The recommended way to register the Jupyter kernel is via:

make setup-dev

which automatically installs dev dependencies and registers the kernel.

If you need to re-register the kernel manually:

make kernel

After that, VS Code or Jupyter will show a kernel named Python (tnh-scholar).


9. CI and production recommendations

  • Commit both pyproject.toml and poetry.lock to version control.
  • In CI, always install using the lockfile:
poetry install --no-root --no-interaction --no-ansi
  • When updating dependencies, update intentionally:
poetry add <package>
poetry update <package>
  • Special case: yt-dlp — This package is intentionally unpinned (>=2025.1.15 in pyproject.toml) and should always use the latest version. Run make build-all to ensure yt-dlp is updated along with Poetry and docs.
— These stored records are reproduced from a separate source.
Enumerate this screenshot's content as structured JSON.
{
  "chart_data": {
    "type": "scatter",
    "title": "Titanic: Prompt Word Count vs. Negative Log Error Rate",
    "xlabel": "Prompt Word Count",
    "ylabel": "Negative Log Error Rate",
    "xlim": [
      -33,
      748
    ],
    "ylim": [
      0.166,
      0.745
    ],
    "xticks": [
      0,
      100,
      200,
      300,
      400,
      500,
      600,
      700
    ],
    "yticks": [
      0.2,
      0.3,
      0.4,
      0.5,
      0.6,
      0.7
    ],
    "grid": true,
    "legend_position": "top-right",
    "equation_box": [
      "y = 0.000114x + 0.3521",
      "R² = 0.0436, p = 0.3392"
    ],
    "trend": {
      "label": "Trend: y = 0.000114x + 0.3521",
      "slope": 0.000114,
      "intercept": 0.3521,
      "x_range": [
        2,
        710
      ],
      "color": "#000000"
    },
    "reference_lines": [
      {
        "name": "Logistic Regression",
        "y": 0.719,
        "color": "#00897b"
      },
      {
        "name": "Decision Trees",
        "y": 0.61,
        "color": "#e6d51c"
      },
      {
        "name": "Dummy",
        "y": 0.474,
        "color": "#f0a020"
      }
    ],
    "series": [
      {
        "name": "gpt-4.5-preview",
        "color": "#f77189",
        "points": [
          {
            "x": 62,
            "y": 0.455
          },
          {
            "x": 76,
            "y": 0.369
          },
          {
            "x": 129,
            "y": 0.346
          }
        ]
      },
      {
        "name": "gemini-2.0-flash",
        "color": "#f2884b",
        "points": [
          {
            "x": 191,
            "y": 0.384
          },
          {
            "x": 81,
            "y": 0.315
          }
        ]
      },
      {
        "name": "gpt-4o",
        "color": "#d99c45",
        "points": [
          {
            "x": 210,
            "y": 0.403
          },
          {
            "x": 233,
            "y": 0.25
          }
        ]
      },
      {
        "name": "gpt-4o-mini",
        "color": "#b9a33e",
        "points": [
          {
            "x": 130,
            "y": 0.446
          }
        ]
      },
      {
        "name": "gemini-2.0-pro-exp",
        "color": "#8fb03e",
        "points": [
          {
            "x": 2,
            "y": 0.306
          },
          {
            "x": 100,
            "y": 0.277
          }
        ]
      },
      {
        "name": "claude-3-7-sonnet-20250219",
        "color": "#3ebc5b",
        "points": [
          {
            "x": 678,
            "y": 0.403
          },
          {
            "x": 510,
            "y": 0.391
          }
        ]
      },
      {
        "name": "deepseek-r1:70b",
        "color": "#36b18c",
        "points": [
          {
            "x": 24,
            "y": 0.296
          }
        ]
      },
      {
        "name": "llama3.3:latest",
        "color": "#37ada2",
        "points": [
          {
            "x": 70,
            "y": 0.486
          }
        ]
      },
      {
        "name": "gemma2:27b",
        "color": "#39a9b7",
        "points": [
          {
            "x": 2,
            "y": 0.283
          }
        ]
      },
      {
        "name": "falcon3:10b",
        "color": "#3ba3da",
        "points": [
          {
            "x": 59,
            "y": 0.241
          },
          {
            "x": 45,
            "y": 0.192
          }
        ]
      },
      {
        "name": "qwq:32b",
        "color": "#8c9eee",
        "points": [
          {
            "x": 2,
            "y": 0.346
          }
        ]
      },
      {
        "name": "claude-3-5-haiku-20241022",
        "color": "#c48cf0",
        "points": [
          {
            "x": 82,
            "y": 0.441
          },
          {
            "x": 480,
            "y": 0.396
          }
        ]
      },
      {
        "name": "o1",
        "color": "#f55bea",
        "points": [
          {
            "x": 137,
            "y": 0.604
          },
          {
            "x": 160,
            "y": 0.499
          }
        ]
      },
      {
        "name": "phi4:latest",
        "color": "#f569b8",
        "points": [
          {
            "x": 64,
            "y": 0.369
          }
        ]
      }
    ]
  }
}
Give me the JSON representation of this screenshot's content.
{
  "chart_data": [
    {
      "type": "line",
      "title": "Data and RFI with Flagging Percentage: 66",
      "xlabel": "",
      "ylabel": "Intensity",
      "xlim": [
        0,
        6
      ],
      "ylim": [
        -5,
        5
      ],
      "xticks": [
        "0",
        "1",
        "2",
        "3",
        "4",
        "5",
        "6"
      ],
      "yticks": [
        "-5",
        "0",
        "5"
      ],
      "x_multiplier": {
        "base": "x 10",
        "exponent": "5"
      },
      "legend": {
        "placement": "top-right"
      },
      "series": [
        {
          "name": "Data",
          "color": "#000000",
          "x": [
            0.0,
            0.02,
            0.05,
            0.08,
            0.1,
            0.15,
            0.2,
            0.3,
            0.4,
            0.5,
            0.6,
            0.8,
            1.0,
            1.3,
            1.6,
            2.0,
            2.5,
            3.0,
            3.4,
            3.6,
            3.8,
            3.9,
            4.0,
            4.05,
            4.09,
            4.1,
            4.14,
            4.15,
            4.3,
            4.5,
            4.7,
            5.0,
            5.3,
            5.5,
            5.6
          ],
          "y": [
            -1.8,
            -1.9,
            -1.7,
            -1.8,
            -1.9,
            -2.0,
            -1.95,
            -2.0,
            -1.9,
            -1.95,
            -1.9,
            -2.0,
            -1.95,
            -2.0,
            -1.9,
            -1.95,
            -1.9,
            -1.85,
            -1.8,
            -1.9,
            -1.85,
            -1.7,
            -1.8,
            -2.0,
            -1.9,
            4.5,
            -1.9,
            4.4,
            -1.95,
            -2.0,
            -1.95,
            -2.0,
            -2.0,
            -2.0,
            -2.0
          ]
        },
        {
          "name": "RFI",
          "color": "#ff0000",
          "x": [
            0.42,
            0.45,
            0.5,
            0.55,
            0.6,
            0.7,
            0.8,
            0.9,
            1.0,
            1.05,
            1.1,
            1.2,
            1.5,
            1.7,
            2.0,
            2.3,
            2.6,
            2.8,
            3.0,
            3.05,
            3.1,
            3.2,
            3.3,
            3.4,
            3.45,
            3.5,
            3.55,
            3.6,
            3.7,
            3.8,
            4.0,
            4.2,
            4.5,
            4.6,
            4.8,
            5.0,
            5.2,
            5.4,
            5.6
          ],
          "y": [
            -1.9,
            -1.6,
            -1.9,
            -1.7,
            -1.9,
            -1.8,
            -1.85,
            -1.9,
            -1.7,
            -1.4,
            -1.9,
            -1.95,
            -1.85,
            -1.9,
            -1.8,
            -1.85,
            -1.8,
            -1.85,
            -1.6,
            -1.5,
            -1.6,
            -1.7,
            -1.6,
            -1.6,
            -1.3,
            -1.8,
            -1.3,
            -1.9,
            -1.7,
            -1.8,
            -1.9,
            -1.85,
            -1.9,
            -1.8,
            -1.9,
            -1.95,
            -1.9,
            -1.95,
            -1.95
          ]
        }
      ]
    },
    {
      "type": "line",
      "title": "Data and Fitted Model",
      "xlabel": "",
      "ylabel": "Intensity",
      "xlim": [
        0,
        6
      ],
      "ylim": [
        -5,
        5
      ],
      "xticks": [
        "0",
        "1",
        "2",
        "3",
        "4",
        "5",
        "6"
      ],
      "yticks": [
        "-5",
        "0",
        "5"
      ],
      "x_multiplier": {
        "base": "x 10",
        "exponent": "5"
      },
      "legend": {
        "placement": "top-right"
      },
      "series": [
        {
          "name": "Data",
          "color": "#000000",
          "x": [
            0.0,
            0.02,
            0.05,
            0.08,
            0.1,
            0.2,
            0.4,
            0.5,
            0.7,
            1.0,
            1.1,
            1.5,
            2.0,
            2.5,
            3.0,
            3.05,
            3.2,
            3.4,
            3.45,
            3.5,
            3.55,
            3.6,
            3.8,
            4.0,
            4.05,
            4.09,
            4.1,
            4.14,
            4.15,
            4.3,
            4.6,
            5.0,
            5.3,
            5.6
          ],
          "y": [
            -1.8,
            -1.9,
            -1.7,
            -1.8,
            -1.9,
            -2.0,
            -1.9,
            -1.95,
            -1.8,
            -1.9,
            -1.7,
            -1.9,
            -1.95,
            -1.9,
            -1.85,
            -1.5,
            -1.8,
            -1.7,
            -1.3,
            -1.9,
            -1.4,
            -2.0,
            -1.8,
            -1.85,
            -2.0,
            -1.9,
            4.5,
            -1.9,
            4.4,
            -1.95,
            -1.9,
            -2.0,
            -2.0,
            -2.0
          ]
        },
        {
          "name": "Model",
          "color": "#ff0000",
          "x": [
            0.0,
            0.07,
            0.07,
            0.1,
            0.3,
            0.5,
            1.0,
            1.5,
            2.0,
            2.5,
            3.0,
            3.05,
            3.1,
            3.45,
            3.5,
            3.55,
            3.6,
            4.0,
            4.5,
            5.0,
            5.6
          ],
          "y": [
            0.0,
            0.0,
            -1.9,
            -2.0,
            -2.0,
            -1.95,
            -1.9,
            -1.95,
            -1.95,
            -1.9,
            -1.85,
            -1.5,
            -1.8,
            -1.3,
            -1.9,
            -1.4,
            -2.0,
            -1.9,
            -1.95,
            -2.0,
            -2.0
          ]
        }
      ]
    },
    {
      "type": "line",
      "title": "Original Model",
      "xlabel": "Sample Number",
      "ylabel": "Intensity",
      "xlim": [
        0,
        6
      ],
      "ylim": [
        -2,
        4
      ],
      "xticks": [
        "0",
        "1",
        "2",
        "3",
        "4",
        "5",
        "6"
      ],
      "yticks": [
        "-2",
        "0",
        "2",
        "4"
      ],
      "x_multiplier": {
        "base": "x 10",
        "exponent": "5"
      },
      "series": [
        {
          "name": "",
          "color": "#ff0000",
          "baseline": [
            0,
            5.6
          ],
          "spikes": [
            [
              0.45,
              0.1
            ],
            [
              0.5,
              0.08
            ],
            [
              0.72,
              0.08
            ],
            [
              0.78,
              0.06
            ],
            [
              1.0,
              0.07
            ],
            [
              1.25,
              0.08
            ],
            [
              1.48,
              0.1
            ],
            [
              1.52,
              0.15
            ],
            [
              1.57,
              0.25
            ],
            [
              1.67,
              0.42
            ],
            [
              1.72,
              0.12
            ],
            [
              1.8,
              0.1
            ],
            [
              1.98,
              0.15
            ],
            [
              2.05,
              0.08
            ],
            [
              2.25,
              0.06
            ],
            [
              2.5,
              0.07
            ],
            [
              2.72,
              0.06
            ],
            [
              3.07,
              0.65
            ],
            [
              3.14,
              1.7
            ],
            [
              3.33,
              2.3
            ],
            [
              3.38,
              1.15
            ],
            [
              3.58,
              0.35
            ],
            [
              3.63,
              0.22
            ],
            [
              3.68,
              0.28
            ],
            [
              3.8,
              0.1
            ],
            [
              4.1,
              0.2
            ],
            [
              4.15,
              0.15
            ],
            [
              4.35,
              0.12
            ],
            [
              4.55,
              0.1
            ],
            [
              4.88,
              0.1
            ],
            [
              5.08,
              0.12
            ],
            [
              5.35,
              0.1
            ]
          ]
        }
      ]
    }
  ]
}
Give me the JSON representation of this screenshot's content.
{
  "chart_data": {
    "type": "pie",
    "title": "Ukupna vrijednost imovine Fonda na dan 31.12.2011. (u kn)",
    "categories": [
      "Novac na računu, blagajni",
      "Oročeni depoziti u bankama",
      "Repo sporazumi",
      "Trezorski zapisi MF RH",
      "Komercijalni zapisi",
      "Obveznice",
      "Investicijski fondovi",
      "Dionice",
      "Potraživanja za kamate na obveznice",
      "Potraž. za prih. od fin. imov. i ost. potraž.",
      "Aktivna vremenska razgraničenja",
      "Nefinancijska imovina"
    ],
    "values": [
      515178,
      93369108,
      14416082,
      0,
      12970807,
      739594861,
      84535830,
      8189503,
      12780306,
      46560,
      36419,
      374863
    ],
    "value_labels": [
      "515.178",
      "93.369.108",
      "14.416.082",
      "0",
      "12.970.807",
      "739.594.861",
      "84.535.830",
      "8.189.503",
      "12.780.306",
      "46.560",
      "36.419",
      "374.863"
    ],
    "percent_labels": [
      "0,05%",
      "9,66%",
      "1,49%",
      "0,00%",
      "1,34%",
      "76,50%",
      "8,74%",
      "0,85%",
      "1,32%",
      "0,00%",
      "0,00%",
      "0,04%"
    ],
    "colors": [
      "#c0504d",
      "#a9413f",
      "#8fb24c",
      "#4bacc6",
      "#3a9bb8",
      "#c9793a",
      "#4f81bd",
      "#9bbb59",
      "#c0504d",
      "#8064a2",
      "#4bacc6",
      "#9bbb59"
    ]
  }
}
  • Avoid global packages. Use Poetry environments or pipx for global tools.


10. Summary

Your workflow should look like this:

  1. pyenv selects the Python version
  2. Poetry manages the environment + dependencies
  3. .venv/ stays local to the project
  4. All tools run through poetry run
  5. Lockfile ensures reproducible builds

This combination is stable, clean, and well‑understood—ideal for TNH‑Scholar’s long‑term architecture and multi‑year development cycle.